Mparntwe/Alice Springs | 10 – 12 June, 2026
CALL FOR PANELS now open!
Mparntwe/Alice Springs AAS Conference 10-12 June 2026 (plus ANSA Day and CNTA Day on 9 June)
The Call for Panels will close on 30 January 2026 and the Call for Papers will open in mid-February.
Click HERE to submit a panel. PLEASE ENSURE YOU ARE LOGGED IN TO THE MEMBER PORTAL BEFORE COMPLETING THE FORM. If you are NOT an AAS member and would like to submit a panel, please contact admin@aas.asn.au
Conference attendants from interstate and overseas, please note that June is Central Australia’s peak tourist season and we recommend booking tickets and accommodation as soon as you can (you can find some recommendations here).

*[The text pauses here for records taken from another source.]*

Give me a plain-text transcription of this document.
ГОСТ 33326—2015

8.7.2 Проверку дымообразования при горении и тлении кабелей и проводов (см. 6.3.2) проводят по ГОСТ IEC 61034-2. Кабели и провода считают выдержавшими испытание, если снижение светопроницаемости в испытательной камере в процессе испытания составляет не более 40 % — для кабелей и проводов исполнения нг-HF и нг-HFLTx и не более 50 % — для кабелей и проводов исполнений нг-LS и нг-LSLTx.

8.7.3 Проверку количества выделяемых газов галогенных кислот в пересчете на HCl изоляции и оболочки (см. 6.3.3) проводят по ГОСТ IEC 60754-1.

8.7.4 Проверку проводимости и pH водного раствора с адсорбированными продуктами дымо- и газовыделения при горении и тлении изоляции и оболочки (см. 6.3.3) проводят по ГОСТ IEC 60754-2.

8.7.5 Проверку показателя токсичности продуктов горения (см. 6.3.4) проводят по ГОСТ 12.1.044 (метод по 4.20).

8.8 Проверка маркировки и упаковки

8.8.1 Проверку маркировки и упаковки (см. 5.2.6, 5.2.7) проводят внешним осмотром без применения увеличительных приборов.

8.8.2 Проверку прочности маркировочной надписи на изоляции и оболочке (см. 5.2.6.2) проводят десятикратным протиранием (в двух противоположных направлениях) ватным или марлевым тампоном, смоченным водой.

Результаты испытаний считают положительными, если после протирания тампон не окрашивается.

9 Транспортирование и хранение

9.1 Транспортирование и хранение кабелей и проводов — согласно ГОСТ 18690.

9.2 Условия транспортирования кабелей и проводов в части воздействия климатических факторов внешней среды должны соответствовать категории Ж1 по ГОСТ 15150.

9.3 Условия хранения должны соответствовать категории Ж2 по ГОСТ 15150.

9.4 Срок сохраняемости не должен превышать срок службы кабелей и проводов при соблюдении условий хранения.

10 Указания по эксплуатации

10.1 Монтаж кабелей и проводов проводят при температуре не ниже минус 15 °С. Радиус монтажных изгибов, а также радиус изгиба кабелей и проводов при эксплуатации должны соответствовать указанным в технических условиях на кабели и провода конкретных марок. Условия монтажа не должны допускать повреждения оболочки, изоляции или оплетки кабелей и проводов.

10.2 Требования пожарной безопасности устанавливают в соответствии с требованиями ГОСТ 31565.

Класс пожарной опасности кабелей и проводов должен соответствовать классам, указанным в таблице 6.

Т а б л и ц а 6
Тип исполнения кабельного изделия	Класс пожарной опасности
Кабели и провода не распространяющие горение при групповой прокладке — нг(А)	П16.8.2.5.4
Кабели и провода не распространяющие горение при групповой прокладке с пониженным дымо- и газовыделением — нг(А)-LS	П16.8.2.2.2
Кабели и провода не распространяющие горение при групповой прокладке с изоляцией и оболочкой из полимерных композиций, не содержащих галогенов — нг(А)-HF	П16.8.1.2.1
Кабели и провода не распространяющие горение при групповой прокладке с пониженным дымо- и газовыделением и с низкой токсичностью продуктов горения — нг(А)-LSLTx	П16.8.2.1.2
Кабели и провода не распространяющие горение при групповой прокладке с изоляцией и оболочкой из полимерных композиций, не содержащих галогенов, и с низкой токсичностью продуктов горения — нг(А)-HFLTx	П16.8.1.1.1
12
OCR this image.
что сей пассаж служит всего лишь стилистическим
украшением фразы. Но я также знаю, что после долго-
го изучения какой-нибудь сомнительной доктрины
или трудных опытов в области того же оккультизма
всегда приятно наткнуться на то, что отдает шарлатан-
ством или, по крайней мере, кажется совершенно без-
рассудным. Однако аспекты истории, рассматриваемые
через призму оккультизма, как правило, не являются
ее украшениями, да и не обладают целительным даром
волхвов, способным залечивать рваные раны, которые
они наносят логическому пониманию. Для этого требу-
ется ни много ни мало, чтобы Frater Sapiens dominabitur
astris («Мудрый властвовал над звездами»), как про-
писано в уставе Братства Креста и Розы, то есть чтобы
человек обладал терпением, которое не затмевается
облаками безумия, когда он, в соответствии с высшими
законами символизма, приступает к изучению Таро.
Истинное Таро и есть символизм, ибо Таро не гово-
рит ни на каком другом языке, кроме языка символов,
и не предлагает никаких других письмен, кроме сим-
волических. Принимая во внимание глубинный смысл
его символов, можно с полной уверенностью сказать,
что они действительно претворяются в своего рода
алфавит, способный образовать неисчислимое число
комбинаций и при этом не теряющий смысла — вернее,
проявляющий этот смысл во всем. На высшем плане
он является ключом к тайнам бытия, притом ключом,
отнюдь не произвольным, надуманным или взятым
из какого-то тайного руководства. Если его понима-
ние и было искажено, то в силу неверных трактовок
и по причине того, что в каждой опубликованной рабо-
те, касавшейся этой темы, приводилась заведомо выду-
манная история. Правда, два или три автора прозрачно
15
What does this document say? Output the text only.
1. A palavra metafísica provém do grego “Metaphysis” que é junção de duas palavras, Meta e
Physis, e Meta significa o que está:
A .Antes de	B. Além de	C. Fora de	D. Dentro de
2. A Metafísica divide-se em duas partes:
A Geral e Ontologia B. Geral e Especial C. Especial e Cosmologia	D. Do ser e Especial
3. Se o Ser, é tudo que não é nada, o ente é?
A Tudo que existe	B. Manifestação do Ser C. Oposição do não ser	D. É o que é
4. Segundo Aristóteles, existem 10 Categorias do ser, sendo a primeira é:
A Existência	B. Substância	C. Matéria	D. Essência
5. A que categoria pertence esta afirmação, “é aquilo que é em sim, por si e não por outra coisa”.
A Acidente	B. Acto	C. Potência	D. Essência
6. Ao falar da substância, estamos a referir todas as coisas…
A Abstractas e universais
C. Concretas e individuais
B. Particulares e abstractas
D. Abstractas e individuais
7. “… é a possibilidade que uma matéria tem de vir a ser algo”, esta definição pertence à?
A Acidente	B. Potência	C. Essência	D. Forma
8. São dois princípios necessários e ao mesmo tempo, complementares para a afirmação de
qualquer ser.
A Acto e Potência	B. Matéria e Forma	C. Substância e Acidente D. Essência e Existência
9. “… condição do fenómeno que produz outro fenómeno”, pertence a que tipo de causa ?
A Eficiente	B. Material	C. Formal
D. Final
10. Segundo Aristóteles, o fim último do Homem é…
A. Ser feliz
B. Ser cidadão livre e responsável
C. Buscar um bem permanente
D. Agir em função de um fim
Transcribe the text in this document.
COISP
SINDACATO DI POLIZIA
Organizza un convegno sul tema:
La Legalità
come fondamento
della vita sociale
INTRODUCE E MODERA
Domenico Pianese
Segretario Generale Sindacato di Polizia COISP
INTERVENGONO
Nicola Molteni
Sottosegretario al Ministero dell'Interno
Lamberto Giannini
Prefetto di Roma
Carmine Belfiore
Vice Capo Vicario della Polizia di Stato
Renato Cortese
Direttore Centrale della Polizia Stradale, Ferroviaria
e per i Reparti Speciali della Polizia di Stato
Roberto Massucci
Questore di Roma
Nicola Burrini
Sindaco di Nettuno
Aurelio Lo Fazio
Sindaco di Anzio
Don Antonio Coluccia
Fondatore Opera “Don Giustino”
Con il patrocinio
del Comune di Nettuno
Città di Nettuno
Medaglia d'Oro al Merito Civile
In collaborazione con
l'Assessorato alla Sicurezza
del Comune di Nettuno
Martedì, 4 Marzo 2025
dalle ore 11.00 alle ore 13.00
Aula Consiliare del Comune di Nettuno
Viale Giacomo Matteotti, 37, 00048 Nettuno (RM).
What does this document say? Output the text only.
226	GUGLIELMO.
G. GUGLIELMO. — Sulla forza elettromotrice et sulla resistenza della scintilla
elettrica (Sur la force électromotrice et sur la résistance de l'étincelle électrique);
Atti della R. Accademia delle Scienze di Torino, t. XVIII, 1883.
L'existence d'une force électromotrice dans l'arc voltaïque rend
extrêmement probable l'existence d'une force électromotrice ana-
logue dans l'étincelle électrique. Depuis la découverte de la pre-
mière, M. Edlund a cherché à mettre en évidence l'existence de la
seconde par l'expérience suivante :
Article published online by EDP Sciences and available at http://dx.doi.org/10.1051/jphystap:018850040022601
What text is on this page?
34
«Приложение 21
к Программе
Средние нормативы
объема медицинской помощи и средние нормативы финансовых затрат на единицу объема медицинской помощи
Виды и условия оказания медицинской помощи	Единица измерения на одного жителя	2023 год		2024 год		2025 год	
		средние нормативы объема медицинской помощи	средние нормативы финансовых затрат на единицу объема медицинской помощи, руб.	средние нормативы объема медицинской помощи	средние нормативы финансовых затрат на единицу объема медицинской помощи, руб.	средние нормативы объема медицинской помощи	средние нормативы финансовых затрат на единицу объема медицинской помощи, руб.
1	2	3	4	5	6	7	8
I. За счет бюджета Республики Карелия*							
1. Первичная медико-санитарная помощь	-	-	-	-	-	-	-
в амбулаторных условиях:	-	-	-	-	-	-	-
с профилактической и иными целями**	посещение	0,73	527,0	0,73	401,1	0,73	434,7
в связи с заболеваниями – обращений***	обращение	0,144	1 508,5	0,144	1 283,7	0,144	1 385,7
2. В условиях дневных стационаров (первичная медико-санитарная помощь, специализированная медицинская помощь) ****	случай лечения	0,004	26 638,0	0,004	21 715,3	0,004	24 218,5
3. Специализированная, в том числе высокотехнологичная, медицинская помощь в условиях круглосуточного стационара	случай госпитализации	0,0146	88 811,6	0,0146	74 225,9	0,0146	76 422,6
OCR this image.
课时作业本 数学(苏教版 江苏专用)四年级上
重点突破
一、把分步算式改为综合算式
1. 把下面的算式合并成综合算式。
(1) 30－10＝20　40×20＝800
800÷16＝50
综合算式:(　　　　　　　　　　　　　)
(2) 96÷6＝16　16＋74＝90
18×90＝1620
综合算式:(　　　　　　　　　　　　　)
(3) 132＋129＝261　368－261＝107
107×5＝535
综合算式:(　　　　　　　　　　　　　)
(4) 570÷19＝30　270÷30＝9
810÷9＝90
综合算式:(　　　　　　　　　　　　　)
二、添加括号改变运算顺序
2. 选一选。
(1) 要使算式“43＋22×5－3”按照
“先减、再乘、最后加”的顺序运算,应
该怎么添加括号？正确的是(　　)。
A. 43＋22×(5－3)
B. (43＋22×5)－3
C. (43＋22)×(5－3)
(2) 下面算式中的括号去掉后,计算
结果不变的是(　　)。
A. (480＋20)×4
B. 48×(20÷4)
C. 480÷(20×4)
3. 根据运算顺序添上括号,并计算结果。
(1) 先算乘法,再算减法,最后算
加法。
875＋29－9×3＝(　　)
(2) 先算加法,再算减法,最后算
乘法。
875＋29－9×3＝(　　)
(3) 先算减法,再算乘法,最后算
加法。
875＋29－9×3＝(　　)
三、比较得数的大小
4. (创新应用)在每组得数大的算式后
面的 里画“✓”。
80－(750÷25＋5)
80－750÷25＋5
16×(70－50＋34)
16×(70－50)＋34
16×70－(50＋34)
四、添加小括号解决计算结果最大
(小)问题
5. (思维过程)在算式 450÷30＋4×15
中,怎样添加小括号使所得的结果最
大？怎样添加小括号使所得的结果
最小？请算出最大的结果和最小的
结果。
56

If you plan to add on a hike on the world-famous Larapinta Trail, make sure you book early!
We look forward to seeing you on beautiful Arrernte Country soon!
This is the first time an annual AAS conference is to be held at Mparntwe/Alice Springs. We want to take this opportunity to gather anthropologists from far and wide and introduce them to the splendour of Arrernte Country. We are also inviting delegates to participate in what makes Mparntwe/Alice Springs so special, providing an inspiration for the presentations, panels and plenary sessions. Our conference theme – Lines, Layers, Depth – pays homage to Mparntwe/Alice Springs, and the intertwining of its tracks of dancing Dreaming caterpillars, the contour lines of Alhekulyele/Mt Gillen against the desert sky, the telegraph line that marked Mparntwe on the maps of the colonialists, the lines of representation in desert art, and the intertwining storylines of and about Mparntwe/Alice Springs.
Mparntwe/Alice Springs layers stories of Dreaming dingos and thylacines fighting; stories of Arrernte ways of being in the world; stories about telegraph stations, pioneers, frontiers and massacres; stories about migrants who have come to live and work here over time; stories about violence, curfews and vigilantes; stories of military bases and technologies of war and surveillance; as well as stories of kin, Country and friendship, of art, music, and film. Mparntwe/Alice Springs is many-layered in so many other ways, as well – metaphysically, geologically, politically, socially, anthropologically. We live on layers of soil, rock and stone, permeated by water flows and cradling aquifers. Strata not just make up the ground beneath our feet, strata layer us in society and politics, think class, levels of government, the hierarchy of the court system, and more.
Layers are separate but interconnected, they themselves are part of something larger, they co-exist, build on each other, may rub against each other, feed or consume each other. Depth is created, re-created and deconstructed and created again, by combining lines, layers and spaces, not just in storytelling but also in music, visual arts, design, planning and, we suggest, in anthropology.
Our theme – Lines, Layers, Depth – is an invitation to think with Mparntwe/Alice Springs as a place. We invite participants to interpret the conference theme as widely, broadly, deeply as they wish, and encourage panels in their capacity to extend outwards from this notion.
Keynote Speaker: J. Kēhaulani Kauanui
Plenary Speakers: Tess Lea (Chair), Amanda Kearney, Ben Scambary, Gretchen Stolte, J. Kēhaulani Kauanui, Suzi Hutchings, Tim Neale.